Give each agent task its own database branch so parallel agents don’t interfere with each other:

Terminal
TASK_ID="task-$(uuidgen | head -c 8)"
db9 branch create shared-db --name "$TASK_ID"
# ... wait for ACTIVE ...
# Agent works against isolated branch
db9 db sql "$TASK_ID" -q "CREATE TABLE scratch (id SERIAL, data JSONB)"
db9 db sql "$TASK_ID" -q "INSERT INTO scratch (data) VALUES ('{\"result\": \"done\"}')"

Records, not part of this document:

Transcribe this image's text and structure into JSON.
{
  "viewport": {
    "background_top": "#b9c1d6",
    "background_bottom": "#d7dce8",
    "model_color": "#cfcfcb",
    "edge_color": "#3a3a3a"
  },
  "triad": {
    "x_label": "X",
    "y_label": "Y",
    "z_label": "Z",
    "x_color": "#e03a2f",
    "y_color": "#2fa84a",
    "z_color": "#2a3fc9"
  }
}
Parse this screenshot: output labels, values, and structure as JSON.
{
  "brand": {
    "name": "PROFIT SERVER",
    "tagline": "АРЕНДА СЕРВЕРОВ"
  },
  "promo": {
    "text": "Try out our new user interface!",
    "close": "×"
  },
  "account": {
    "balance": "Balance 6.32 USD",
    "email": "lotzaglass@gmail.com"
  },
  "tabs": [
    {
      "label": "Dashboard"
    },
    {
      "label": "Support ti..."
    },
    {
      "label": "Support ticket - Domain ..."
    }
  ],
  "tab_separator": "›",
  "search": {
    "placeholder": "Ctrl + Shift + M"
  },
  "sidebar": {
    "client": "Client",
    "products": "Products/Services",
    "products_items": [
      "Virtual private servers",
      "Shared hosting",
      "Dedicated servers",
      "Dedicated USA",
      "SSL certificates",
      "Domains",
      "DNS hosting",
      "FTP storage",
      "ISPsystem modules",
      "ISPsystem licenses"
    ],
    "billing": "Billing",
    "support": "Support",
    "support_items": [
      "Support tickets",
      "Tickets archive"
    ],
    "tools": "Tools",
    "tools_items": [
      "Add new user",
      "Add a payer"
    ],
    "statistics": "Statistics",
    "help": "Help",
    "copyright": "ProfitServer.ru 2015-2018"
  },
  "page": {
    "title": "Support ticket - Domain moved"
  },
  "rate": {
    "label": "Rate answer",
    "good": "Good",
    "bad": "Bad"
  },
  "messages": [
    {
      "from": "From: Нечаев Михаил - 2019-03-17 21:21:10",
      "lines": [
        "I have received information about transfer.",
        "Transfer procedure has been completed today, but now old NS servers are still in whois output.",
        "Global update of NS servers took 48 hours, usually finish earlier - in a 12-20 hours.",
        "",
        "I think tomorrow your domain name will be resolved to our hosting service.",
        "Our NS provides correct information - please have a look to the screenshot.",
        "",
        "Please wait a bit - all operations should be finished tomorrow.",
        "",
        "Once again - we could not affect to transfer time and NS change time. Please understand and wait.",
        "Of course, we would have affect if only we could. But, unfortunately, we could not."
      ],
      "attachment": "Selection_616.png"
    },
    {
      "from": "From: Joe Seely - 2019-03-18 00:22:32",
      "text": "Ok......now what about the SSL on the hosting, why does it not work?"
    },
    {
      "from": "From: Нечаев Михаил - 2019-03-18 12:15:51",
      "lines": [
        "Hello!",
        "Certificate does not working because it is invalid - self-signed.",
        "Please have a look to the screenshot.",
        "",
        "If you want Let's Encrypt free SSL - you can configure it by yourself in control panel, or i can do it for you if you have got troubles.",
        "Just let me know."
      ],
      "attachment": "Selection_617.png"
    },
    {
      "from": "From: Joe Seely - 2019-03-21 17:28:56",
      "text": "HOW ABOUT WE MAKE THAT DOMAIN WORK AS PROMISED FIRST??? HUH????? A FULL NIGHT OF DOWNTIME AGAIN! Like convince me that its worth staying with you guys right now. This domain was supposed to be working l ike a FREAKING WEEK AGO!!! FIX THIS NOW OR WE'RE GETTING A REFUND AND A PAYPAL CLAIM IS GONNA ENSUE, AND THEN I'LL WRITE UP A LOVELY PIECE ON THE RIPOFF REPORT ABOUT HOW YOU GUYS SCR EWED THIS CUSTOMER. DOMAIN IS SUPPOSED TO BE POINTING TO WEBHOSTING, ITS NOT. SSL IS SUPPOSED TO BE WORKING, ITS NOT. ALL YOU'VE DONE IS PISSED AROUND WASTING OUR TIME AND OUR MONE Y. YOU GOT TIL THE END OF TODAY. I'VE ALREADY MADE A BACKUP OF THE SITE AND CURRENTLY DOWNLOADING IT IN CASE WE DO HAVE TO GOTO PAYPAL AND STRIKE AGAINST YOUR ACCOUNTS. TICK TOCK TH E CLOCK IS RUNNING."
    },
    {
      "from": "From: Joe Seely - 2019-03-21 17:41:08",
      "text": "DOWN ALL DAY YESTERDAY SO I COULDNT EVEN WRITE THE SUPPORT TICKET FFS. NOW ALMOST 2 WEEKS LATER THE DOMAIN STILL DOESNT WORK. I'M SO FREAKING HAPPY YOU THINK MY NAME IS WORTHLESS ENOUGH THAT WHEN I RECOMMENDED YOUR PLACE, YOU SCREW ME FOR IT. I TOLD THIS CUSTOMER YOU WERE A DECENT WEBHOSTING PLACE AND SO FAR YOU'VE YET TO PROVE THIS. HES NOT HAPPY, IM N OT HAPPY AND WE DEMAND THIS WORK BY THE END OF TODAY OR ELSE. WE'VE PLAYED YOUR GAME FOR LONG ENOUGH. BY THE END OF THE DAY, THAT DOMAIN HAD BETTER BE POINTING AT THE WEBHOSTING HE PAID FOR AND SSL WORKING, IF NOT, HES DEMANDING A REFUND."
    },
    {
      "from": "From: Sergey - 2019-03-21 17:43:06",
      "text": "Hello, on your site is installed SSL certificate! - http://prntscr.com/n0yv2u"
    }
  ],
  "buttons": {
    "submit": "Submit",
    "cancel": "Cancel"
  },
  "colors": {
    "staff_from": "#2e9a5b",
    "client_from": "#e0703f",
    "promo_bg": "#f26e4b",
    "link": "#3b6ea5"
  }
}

# Clean up when task completes
db9 branch delete "$TASK_ID"
  • Asynchronous creation — branches are not immediately ready. Always poll for ACTIVE state before connecting.
  • Full copy, not copy-on-write — each branch is an independent database with its own storage. Large databases take longer to branch.
  • Max 2 concurrent branch creations — attempting a third returns a 429 error. Wait for in-progress branches to finish.
  • Branches count toward database quota — anonymous accounts are limited to 5 databases total (including branches). Run db9 claim to remove the limit.
  • No automatic merge — there is no built-in way to merge branch changes back to the parent. Export and re-apply manually.
  • Deletion is permanent — deleted branches cannot be recovered.
  • Branch naming — names must be unique within your account and cannot be empty.